Product Overview
[Drug Name]
Generic Name: Lansoprazole Enteric-Coated Tablets
Trade Name: Lansoprazole Enteric-Coated Tablets 15mg x 24 Tablets
Pinyin Code: LanSuoXing LanSuoLaZuoChangRongPian 15mg x 24 Tablets
[Main Ingredients]
The main ingredient of this product is lansoprazole.
[Properties]
This product is an enteric-coated tablet, appearing white or light yellow-brown after removing the coating.
[Indications/Main Functions]
Gastric ulcer, duodenal ulcer, reflux esophagitis, Zollinger-Ellison syndrome (gastrinoma).
[Specifications]
15mg*24 tablets
[Dosage and Administration]
For the treatment of gastric and duodenal ulcers, take 15-30mg orally once daily in the morning. For duodenal ulcers, continue for 4-6 weeks.
[Adverse Reactions]
Mild side effects, primarily dry mouth, dizziness, and nausea.

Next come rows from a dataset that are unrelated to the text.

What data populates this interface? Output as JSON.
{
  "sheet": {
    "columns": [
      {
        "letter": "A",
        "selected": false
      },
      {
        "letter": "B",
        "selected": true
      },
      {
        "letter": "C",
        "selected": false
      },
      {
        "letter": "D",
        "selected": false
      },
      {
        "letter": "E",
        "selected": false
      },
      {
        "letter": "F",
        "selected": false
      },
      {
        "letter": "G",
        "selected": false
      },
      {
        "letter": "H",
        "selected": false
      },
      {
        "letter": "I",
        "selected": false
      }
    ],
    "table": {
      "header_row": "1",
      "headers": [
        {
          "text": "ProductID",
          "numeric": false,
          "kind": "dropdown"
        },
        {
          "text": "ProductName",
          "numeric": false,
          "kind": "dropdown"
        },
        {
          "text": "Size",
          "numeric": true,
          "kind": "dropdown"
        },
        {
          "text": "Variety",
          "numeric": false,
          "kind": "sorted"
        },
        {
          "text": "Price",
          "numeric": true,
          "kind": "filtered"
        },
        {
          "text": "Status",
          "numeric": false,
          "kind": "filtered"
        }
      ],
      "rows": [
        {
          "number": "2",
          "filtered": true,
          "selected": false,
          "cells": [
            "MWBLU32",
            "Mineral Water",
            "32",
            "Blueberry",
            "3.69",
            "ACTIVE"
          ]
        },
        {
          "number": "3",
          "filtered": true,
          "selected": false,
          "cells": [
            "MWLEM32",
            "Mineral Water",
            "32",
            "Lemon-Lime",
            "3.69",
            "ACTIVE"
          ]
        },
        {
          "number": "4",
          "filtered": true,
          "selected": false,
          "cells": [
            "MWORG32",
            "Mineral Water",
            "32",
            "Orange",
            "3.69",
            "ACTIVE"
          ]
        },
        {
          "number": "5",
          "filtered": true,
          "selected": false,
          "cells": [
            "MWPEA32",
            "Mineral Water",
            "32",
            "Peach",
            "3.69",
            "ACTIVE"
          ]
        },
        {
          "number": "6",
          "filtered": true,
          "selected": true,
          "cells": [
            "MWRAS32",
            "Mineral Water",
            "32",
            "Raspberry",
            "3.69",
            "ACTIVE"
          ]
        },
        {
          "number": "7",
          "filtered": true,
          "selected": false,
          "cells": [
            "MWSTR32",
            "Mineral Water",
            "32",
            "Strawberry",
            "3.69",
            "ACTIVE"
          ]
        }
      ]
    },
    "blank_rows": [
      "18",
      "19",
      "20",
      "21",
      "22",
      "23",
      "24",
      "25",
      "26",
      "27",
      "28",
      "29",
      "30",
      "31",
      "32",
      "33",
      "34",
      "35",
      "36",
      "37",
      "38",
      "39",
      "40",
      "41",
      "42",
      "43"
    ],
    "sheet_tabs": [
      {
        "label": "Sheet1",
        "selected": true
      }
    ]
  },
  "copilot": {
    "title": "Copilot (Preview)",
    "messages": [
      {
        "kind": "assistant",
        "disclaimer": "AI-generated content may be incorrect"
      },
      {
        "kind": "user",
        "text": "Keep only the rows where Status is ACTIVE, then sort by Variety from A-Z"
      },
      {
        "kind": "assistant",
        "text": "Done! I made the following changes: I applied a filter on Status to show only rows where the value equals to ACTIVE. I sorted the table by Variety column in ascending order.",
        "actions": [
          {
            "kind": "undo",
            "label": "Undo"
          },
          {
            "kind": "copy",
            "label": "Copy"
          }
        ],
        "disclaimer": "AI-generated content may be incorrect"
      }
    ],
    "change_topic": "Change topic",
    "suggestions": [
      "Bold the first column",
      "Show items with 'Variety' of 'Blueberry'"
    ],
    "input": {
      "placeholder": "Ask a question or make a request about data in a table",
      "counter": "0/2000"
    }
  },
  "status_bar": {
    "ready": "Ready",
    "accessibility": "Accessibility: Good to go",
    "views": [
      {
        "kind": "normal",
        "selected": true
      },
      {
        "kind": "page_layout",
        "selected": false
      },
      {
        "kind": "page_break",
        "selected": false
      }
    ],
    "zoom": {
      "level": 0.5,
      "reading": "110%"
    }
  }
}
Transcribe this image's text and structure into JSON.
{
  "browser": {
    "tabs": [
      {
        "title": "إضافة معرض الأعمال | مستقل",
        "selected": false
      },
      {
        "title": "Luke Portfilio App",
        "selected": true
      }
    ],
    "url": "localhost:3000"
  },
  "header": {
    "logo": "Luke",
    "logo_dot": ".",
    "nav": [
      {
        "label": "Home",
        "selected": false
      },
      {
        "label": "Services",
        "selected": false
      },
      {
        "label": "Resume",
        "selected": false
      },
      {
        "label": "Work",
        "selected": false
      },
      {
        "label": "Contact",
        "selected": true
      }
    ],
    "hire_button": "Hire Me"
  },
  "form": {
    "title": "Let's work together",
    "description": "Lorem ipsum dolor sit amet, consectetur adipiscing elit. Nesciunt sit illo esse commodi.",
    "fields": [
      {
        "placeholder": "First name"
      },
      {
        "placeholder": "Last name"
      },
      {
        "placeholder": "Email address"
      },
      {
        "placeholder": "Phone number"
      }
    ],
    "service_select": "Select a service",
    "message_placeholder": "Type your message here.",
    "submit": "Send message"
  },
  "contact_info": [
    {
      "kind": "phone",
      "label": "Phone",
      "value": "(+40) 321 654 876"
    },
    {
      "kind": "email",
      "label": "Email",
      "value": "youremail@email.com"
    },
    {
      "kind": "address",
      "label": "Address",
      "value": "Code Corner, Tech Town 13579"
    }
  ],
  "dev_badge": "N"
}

[Candida Contraindications]
Pregnant and lactating women should avoid use.
[Drug Interactions]
Lansoprazole may delay the metabolism and excretion of diazepam and phenytoin, increasing the peak plasma concentration of acetaminophen and shortening its duration.
[Precautions]
There is no experience with pediatric use.
[Pediatric Use]
The safety of this drug for pediatric use has not been established (there is very little clinical experience with pediatric patients).
[Use in Elderly Patients]
Generally speaking, elderly patients have reduced gastric acid secretion and other physiological functions. Observe carefully during use.
[Overdose]
Not yet known.
[Pharmacology and Toxicology]
1. This product is benzophenone. This imidazole compound, after oral absorption, is transferred to the gastric mucosa and converted into an active metabolite under acidic conditions. This active metabolite specifically inhibits the H+/K+-ATPase system of gastric parietal cells, thereby blocking the final step of gastric acid secretion. This product inhibits basal gastric acid secretion and gastric acid secretion under stimulated conditions in a dose-dependent manner. This product has no antagonistic effect on choline and histamine H2 receptors. 2. Genotoxicity: The results of the Ames test, the rat hepatocyte unscheduled DNA synthesis test, the mouse micronucleus test, and the rat bone marrow cell chromosomal aberration test were all negative. The results of the in vitro human lymphocyte chromosomal aberration test were positive. 3. Reproductive Toxicity: Oral administration of this drug at 150 mg/kg/day (equivalent to 40 times the human dose based on body surface area) did not affect reproductive capacity or reproductive behavior in rats. Teratogenicity studies showed that oral administration of this drug at 150 mg/kg/day in pregnant rats and 30 mg/kg/day in pregnant rats (equivalent to 16 times the human dose based on body surface area) did not cause fetal teratogenicity. This drug and its metabolites can be secreted in rat milk. 4. Carcinogenicity studies: Oral administration of this drug at 5 to 150 mg/kg/day for 24 months in SD rats showed that this drug induced enterochromaffin-like (ECL) cell proliferation and benign ECL in a dose-dependent manner. Cytomas: The frequency of intestinal metaplasia in the stomach of test animals increased. The incidence of testicular Leydig cell adenomas in male rats increased in a dose-dependent manner. CD-1 mice were given oral doses of 15 to 600 mg/kg/day of this product (equivalent to 2 to 80 times the human dose based on body surface area) for 24 months. This product induced ECL cell proliferation in a dose-dependent manner, and the incidence of liver tumors in treated mice increased. Tumor incidence in male mice at 300 and 600 mg/kg/day, and in female mice at 150 and 600 mg/kg/day, exceeded the historical tumor incidence range for this strain of mice. Mice given 75 to 600 mg/kg/day of this product developed rete testis adenomas.